History was made at the CPC on Saturday when the party removed the definition of marriage as “between one man and one woman” from the Conservative Party Policy Declaration.
The group driving the change are called LGBTory, an organization of LGBT conservatives and allies.
A few days ago I met them at their pub gathering, next to the Vancouver Convention center. They go by the tagline the "Rainbow Conservatives," an apt slogan given the colourful individuals that form this group.

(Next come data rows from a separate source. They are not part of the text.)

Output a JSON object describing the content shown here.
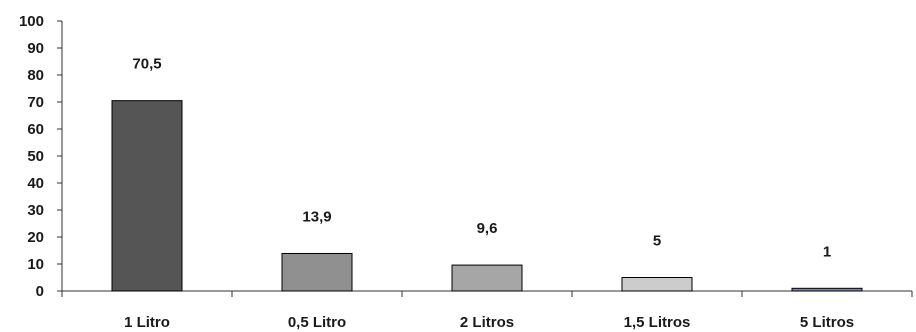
{
  "chart_data": {
    "type": "bar",
    "title": "",
    "xlabel": "",
    "ylabel": "",
    "categories": [
      "1 Litro",
      "0,5 Litro",
      "2 Litros",
      "1,5 Litros",
      "5 Litros"
    ],
    "values": [
      70.5,
      13.9,
      9.6,
      5,
      1
    ],
    "data_labels": [
      "70,5",
      "13,9",
      "9,6",
      "5",
      "1"
    ],
    "bar_colors": [
      "#555555",
      "#909090",
      "#a6a6a6",
      "#cccccc",
      "#7f86aa"
    ],
    "ylim": [
      0,
      100
    ],
    "yticks": [
      0,
      10,
      20,
      30,
      40,
      50,
      60,
      70,
      80,
      90,
      100
    ],
    "ytick_labels": [
      "0",
      "10",
      "20",
      "30",
      "40",
      "50",
      "60",
      "70",
      "80",
      "90",
      "100"
    ],
    "grid": false,
    "legend": "none"
  }
}
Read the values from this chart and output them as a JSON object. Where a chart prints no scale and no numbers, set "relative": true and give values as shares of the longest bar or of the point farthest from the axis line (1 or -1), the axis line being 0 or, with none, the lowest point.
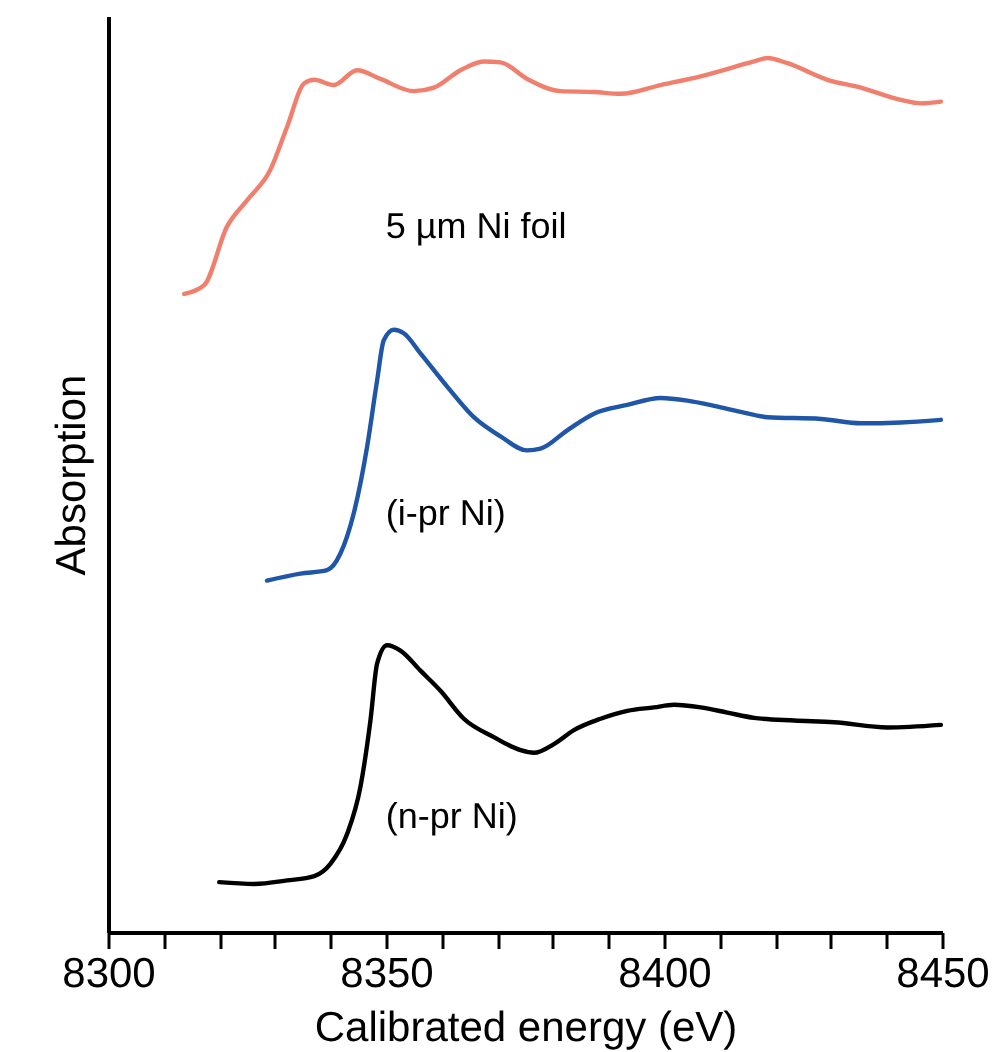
{
  "chart_data": {
    "type": "line",
    "xlabel": "Calibrated energy (eV)",
    "ylabel": "Absorption",
    "relative": true,
    "xlim": [
      8300,
      8450
    ],
    "xticks": [
      8300,
      {
        "value": 8310,
        "label": null
      },
      {
        "value": 8320,
        "label": null
      },
      {
        "value": 8330,
        "label": null
      },
      {
        "value": 8340,
        "label": null
      },
      8350,
      {
        "value": 8360,
        "label": null
      },
      {
        "value": 8370,
        "label": null
      },
      {
        "value": 8380,
        "label": null
      },
      {
        "value": 8390,
        "label": null
      },
      8400,
      {
        "value": 8410,
        "label": null
      },
      {
        "value": 8420,
        "label": null
      },
      {
        "value": 8430,
        "label": null
      },
      {
        "value": 8440,
        "label": null
      },
      8450
    ],
    "grid": false,
    "line_style": "solid",
    "marker": "none",
    "series": [
      {
        "color": "#f07f6e",
        "x": [
          8313.7,
          8317.3,
          8321.4,
          8325.0,
          8329.2,
          8332.2,
          8335.3,
          8337.1,
          8340.6,
          8344.8,
          8349.0,
          8355.0,
          8358.6,
          8363.4,
          8367.6,
          8370.6,
          8375.4,
          8381.4,
          8387.4,
          8392.2,
          8399.4,
          8406.6,
          8416.2,
          8418.6,
          8422.2,
          8429.4,
          8435.4,
          8442.6,
          8446.2,
          8449.8
        ],
        "values": [
          0.73,
          0.74,
          0.807,
          0.837,
          0.872,
          0.921,
          0.971,
          0.975,
          0.969,
          0.986,
          0.976,
          0.962,
          0.966,
          0.986,
          0.996,
          0.995,
          0.976,
          0.962,
          0.961,
          0.959,
          0.969,
          0.979,
          0.996,
          1.0,
          0.994,
          0.975,
          0.966,
          0.952,
          0.948,
          0.95
        ]
      },
      {
        "color": "#1f56a8",
        "x": [
          8328.6,
          8334.6,
          8339.4,
          8341.8,
          8344.2,
          8346.6,
          8348.4,
          8349.6,
          8351.4,
          8353.2,
          8356.2,
          8361.0,
          8365.8,
          8370.6,
          8375.4,
          8377.8,
          8382.6,
          8387.4,
          8393.4,
          8399.4,
          8404.2,
          8409.0,
          8413.8,
          8418.6,
          8428.2,
          8435.4,
          8442.6,
          8449.8
        ],
        "values": [
          0.402,
          0.41,
          0.414,
          0.433,
          0.479,
          0.555,
          0.631,
          0.677,
          0.689,
          0.685,
          0.662,
          0.624,
          0.589,
          0.567,
          0.551,
          0.553,
          0.574,
          0.593,
          0.603,
          0.611,
          0.608,
          0.602,
          0.595,
          0.589,
          0.587,
          0.582,
          0.583,
          0.586
        ]
      },
      {
        "color": "#000000",
        "x": [
          8320.0,
          8326.3,
          8332.2,
          8337.1,
          8340.0,
          8343.0,
          8345.4,
          8347.2,
          8348.4,
          8350.2,
          8352.6,
          8356.2,
          8359.8,
          8364.0,
          8369.4,
          8374.2,
          8376.6,
          8380.2,
          8383.8,
          8388.6,
          8393.4,
          8398.2,
          8401.8,
          8406.6,
          8411.4,
          8416.2,
          8423.4,
          8430.6,
          8440.2,
          8449.8
        ],
        "values": [
          0.057,
          0.055,
          0.059,
          0.064,
          0.078,
          0.112,
          0.166,
          0.242,
          0.307,
          0.328,
          0.322,
          0.299,
          0.276,
          0.244,
          0.223,
          0.208,
          0.205,
          0.215,
          0.231,
          0.244,
          0.253,
          0.257,
          0.26,
          0.257,
          0.251,
          0.245,
          0.242,
          0.24,
          0.234,
          0.237
        ]
      }
    ],
    "annotations": [
      "5 µm Ni foil",
      "(i-pr Ni)",
      "(n-pr Ni)"
    ]
  }
}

This spectrum of characters included the jovial giant Eric Lorenzen, VP Communications for the group, who told me:
"The thought of having to get a licence from the government to get married really sticks in my craw. However, we have the legal system that we have, and marriage isn't going away. Our position is that, since the government licences marriage, the CPC's official policy to deny marriage licences to same-sex couples infringes on the legal rights of same-sex couples."
He went on to say:
"More than that, our biggest concern is that the CPC's policy on marriage (they're the only party with ANY policy on marriage of any kind) repels centrist voters who would otherwise be our allies on issues like small government, individual rights, low taxes, etc. These voters are essential to winning elections."
I also spoke to the president of the group, business owner Doc Von Lichtenberg. With a Gandalf-like beard and enchanting deep voice, he was as interesting a man as his name suggests. He told me:
"We don't want to change the CPC's marriage policy; we want the CPC to have NO marriage policy whatsoever. We want the contentious articles in the Policy Declaration removed, not replaced with something else."
Not everyone at the gathering was gay. I also spoke to some of the straight allies Natalie Pon (Edmonton West Policy Chair) and Joseph Heap (President of Fort McMurray-Cold Lake), co-sponsors of the resolution.
“We want to remove having marriage defined in the CPC policy declaration. It currently states that the Party supports legislation defining marriage as between one man and one woman” said Natalie.
“We want to create a more inclusive party that supports personal freedoms.” said Joseph. “It's time to get rid of this part of our policy declaration and move on. All leadership contestants to date have been supportive and we don't see this becoming an issue again in the future."
LGBTory should be proud of what they have achieved today. And I’m sure I speak for everyone in the LGBT community in expressing our gratitude.